Hi there! My marriage has been going through a rough patch lately, and I can’t seem to shake this lingering feeling of being underappreciated. My husband and I used to have this incredible connection—full of warmth, excitement, and mutual admiration. But somewhere along the way, life got in the way. Work, responsibilities, and the day-to-day grind have dulled what used to feel like magic between us.
I don’t know exactly when it happened, but lately, I’ve been feeling almost invisible. It’s not that we don’t care about each other—it’s more that the effort, the energy, and the spark that once made me feel truly special seem to have faded. The compliments are fewer, the gestures of affection more rare, and the way he used to look at me with admiration feels like a distant memory.

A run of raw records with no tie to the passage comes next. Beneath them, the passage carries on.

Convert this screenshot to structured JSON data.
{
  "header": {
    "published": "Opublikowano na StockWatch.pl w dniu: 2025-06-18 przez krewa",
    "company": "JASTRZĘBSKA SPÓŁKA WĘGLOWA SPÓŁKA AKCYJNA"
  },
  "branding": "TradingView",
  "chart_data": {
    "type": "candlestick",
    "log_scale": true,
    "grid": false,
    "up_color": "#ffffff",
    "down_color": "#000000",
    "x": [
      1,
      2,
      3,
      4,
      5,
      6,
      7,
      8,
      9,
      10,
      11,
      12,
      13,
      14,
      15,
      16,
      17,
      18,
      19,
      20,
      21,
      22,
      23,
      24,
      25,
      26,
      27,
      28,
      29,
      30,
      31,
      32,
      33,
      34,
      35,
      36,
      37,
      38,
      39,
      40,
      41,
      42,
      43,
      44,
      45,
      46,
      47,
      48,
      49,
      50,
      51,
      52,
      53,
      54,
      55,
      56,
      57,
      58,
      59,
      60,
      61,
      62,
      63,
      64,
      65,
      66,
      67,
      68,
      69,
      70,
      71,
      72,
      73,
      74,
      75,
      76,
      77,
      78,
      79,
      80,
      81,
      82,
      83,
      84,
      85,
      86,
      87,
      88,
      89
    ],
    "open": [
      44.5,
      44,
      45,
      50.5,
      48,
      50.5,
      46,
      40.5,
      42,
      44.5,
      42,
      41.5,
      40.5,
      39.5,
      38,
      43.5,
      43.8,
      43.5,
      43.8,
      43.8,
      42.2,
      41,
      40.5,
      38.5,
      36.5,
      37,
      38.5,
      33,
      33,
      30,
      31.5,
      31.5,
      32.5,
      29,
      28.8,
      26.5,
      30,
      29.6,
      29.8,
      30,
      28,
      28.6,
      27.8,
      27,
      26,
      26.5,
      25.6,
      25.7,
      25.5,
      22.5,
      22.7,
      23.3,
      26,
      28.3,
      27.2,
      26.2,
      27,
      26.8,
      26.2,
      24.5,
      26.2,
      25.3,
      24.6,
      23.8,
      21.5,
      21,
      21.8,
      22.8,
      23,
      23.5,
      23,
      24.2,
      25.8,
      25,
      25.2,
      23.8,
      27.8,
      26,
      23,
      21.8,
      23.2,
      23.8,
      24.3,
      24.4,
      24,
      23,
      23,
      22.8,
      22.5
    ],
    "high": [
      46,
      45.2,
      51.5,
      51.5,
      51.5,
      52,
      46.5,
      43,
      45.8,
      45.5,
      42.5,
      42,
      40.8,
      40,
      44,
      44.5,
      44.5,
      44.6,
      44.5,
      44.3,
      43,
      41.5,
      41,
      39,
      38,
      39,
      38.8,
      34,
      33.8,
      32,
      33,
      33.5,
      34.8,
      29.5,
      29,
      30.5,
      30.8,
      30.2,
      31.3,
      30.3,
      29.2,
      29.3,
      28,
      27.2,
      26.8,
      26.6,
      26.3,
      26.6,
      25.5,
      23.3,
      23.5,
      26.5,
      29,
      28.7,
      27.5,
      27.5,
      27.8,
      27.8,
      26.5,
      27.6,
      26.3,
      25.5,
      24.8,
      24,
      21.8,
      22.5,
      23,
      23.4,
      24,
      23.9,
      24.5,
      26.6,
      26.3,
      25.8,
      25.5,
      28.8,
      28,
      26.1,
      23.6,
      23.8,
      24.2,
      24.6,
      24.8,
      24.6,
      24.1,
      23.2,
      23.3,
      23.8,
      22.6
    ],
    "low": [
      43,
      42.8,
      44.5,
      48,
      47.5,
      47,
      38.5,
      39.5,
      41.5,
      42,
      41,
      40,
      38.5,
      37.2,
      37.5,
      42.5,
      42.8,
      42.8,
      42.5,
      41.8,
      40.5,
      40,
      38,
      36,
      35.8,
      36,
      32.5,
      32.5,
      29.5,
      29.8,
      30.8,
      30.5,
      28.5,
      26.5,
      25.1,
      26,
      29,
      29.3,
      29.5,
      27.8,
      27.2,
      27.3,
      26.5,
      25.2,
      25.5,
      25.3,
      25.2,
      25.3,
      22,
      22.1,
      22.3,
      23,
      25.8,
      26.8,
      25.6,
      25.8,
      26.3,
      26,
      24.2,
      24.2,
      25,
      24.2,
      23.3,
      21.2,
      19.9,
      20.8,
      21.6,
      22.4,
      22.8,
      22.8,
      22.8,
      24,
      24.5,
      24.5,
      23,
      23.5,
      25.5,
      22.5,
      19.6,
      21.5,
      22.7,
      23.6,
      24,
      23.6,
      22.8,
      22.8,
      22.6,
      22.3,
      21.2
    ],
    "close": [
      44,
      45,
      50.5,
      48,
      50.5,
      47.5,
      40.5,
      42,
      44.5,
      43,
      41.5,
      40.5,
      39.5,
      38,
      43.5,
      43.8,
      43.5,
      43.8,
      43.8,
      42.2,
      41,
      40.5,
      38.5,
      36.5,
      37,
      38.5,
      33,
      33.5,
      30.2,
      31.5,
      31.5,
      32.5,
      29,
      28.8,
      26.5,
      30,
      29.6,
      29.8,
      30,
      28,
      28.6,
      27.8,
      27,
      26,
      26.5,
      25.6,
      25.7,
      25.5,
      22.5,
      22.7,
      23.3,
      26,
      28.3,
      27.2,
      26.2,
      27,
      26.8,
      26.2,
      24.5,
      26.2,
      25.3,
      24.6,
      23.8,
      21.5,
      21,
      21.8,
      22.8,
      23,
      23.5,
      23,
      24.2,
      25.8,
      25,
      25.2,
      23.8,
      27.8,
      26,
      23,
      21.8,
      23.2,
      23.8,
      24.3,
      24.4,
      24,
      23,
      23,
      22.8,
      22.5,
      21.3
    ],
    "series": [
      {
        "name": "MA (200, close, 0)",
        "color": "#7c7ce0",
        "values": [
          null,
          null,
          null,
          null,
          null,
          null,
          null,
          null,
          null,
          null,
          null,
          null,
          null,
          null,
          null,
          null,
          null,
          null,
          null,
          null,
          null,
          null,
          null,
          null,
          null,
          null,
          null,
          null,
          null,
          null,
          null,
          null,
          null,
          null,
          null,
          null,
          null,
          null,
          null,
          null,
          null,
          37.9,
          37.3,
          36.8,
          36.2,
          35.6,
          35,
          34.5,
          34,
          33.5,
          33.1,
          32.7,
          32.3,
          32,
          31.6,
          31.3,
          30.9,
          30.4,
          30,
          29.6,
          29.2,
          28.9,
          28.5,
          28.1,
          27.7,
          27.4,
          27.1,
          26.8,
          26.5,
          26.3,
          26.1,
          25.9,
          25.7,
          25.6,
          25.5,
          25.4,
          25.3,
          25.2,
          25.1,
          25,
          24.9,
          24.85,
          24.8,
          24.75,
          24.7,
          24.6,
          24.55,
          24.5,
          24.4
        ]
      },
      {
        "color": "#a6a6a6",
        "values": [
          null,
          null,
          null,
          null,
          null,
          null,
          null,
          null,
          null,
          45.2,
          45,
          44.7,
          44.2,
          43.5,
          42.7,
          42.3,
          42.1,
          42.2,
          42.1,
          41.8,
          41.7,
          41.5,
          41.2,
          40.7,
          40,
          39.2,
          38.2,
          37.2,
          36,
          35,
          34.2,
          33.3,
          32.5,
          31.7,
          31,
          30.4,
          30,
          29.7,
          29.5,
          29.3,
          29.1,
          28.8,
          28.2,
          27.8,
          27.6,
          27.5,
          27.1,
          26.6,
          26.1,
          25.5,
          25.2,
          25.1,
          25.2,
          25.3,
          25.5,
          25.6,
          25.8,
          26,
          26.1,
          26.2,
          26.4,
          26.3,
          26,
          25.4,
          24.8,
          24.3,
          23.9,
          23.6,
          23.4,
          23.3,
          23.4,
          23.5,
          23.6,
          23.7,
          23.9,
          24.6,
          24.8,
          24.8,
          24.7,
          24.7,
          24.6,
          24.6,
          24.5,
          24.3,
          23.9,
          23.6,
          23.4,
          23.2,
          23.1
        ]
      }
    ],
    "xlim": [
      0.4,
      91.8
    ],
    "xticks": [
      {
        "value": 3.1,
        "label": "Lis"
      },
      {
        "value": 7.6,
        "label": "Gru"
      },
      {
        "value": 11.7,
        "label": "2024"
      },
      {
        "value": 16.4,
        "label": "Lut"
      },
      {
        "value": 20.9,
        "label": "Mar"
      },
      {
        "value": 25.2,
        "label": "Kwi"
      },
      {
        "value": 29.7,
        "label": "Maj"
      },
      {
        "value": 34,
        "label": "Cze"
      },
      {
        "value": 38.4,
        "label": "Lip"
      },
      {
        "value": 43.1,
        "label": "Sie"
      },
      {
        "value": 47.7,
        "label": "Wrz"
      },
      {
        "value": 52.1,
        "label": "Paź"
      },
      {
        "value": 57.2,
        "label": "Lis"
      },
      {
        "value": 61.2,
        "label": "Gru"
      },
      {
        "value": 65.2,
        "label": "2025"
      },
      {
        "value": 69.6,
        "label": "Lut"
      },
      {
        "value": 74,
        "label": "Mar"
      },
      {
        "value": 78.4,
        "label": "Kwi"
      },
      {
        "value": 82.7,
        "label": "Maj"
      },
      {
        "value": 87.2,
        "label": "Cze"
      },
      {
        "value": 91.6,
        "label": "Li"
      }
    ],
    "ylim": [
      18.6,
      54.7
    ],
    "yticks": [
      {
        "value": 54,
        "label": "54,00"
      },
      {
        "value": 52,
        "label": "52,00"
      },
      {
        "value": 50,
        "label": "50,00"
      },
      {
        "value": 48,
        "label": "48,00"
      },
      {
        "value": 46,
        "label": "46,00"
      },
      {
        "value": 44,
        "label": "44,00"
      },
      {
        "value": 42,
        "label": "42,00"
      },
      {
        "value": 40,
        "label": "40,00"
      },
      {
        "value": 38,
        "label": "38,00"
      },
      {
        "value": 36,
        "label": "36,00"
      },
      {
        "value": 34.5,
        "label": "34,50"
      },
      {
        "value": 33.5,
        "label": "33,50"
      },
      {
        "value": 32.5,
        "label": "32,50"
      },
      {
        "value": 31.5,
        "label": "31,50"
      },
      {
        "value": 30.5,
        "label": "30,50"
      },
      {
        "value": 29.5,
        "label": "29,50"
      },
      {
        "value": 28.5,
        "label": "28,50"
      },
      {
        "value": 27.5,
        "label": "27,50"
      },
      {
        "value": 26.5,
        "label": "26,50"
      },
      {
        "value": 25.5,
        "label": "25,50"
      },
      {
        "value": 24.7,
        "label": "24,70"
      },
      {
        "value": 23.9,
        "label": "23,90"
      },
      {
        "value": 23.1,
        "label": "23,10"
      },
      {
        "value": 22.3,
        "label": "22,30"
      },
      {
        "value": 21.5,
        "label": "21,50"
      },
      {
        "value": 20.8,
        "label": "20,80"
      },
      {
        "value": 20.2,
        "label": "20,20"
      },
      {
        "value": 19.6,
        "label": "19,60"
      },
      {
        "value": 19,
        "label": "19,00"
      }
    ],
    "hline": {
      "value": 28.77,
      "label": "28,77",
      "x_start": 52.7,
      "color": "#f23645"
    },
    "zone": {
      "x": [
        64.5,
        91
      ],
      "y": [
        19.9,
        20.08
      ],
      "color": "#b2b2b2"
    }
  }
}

It’s started to weigh on me in ways I didn’t expect. I catch myself in the mirror and wonder if I’ve changed—if I’m not as vibrant, as attractive, or as captivating as I once was. Am I still the woman who could light up a room? Do I still have that spark that used to draw him—and others—to me?
I’m not looking for anything dramatic, just a reminder that it’s still there. That I’m still the confident, radiant person I used to be. Deep down, I believe that spark hasn’t disappeared—it’s just been buried. Maybe I just need someone to remind me it’s still there, waiting to shine again.